I've had my kids around a lot the last few weeks - enough that it's hard to get out for rides. So I've been spending far more time on the trainer than usual. One very cool thing is that Kurt Kinetic publishes the equation for the power curve for it's trainers. For my road machine, it is:
P = (5.244820) * S + (0.01968) * S^3
P= power S= speed
Combine that with a new computer with a rear wheel speed sensor, and I can figure out peak and average power outputs easily from the Garmin Connect page. If I can figure out how to get the raw data into a spreadsheet, then I'll be able to plot out power outputs throughout the workout - neat. I seem to end up doing at least one interval workout on the trainer each week, so I should be able to start seeing improvements, too.

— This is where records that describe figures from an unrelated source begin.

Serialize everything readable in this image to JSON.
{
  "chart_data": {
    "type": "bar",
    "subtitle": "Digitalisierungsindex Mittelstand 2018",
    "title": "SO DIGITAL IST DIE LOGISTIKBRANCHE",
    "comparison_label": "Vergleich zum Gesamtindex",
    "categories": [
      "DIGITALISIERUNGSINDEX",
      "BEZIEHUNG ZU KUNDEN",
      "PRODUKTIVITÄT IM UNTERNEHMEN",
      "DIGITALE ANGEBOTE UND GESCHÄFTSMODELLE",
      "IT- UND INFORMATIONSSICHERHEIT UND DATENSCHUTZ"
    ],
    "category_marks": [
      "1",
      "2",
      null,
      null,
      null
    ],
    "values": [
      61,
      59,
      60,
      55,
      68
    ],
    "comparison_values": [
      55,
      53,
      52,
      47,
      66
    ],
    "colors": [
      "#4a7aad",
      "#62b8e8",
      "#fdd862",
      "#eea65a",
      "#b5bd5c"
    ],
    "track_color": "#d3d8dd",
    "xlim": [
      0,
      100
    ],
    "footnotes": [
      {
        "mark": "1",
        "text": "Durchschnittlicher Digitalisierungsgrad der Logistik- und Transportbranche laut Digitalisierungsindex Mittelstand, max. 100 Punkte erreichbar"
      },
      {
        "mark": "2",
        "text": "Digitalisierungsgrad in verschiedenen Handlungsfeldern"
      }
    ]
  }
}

I have no way of verifying the accuracy of that curve with my specific unit, but folks who have powermeters report that they get consistent results on their Kurt Kinetics.
On my last workout, I was maintaining almost 700 watts for a series of 30 second intervals. I was feeling pretty good about that until I remembered that pros put out double that on their sprints. And they weigh a lot less. Guess that's why my sprint on the road tops out around 30 mph, while their speeds get a lot higher.
Moral of the story? i spend too much time thinking about this stuff. The other moral is if your computer has a rear wheel sensor you can easily start training with power this winter as more training time is inside.
PS: FWIW, I like the Sufferfest training videos that are formatted for my iPod touch (ok, and for the iPhone, too). My favorite so far is the Downward Spiral.